I’m not surprised if the “social entrepreneur” title confuses you. Not all online definitions agree on what a social entrepreneur is. Someone responded in a Facebook group that they thought it meant social media entrepreneur. My favourite definition is from the Canadian Social Entrepreneur Foundation:
“A social entrepreneur is someone who recognizes a social problem and uses entrepreneurial principles to organize, create, and manage a venture to make social change (a social venture).”
Ashoka founder Bill Drayton coined the term social entrepreneur in the 1980s. Simply put, social entrepreneurs make businesses that solve social problems.
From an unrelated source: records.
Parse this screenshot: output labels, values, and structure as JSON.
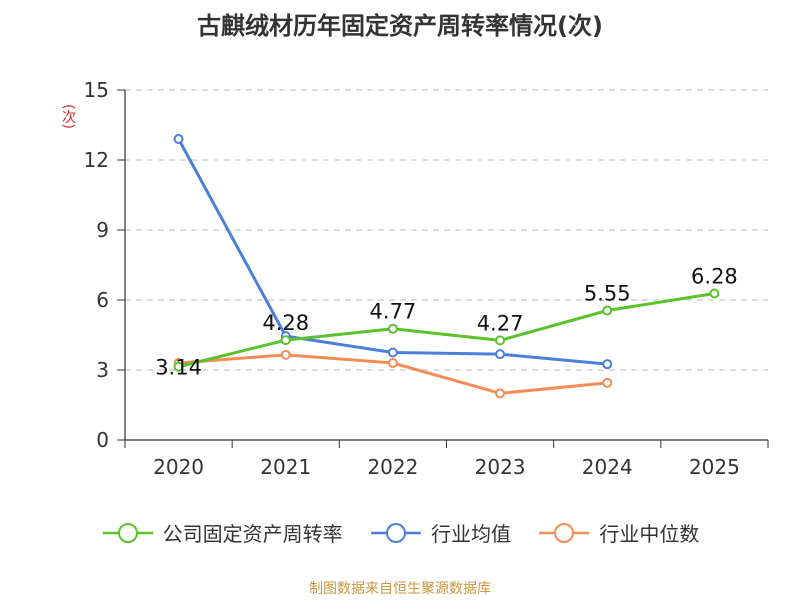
{
  "title": "古麒绒材历年固定资产周转率情况(次)",
  "source": "制图数据来自恒生聚源数据库",
  "chart_data": {
    "type": "line",
    "title": "古麒绒材历年固定资产周转率情况(次)",
    "ylabel": "(次)",
    "xlabel": "",
    "categories": [
      "2020",
      "2021",
      "2022",
      "2023",
      "2024",
      "2025"
    ],
    "ylim": [
      0,
      15
    ],
    "yticks": [
      0,
      3,
      6,
      9,
      12,
      15
    ],
    "grid": true,
    "legend_position": "bottom",
    "series": [
      {
        "name": "公司固定资产周转率",
        "color": "#5bc22c",
        "values": [
          3.14,
          4.28,
          4.77,
          4.27,
          5.55,
          6.28
        ],
        "labels": [
          "3.14",
          "4.28",
          "4.77",
          "4.27",
          "5.55",
          "6.28"
        ]
      },
      {
        "name": "行业均值",
        "color": "#4a7fdc",
        "values": [
          12.9,
          4.45,
          3.75,
          3.68,
          3.25,
          null
        ]
      },
      {
        "name": "行业中位数",
        "color": "#f58c55",
        "values": [
          3.3,
          3.65,
          3.3,
          2.0,
          2.45,
          null
        ]
      }
    ]
  }
}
Also see phrases like conscious capitalism or corporate social responsibility. Unlike many traditional businesses which place profit first, social businesses place people over profit or people at the same level as profit. Unlike charities or social enterprises, social businesses also make money. Some, like TOMS and TenTree Apparel, make a lot!
In my, ahem, humble opinion, social entrepreneurship is the most important way forward for our planet for three reasons:
- Many startups looking to solve social problems are fairly nimble, meaning they can evolve quickly to suit a need. That’s not to say they don’t have their own bureaucratic hoops to jump through, but at least it’s not on both ends.
- Social entrepreneurs are creative. Maybe not in the Picasso way, but definitely when it comes to coming up with connecting ideas and innovating. They’re revolutionaries!
- They care. It’s one thing to say your corporation has a green policy…like you recycle paper or something; it’s another to be building a solar farm or feeding starving children. There’s a clear intent and conscious approach to the work. It’s not an afterthought.
“Social entrepreneurs are not content just to give a fish or teach how to fish. They will not rest until they have revolutionized the fishing industry.” – Bill Drayton
There are a number of different business models, such as TOMS 1 for 1 (buy a pair of shoes and they give a pair to someone in need) or Indiegogo’s crowdfunding platform. Read the books I mentioned in my last blog post if you’re looking for ideas and inspiration.
If you want to solve a problem and build a profitable business doing it, you totally can. In fact, you should.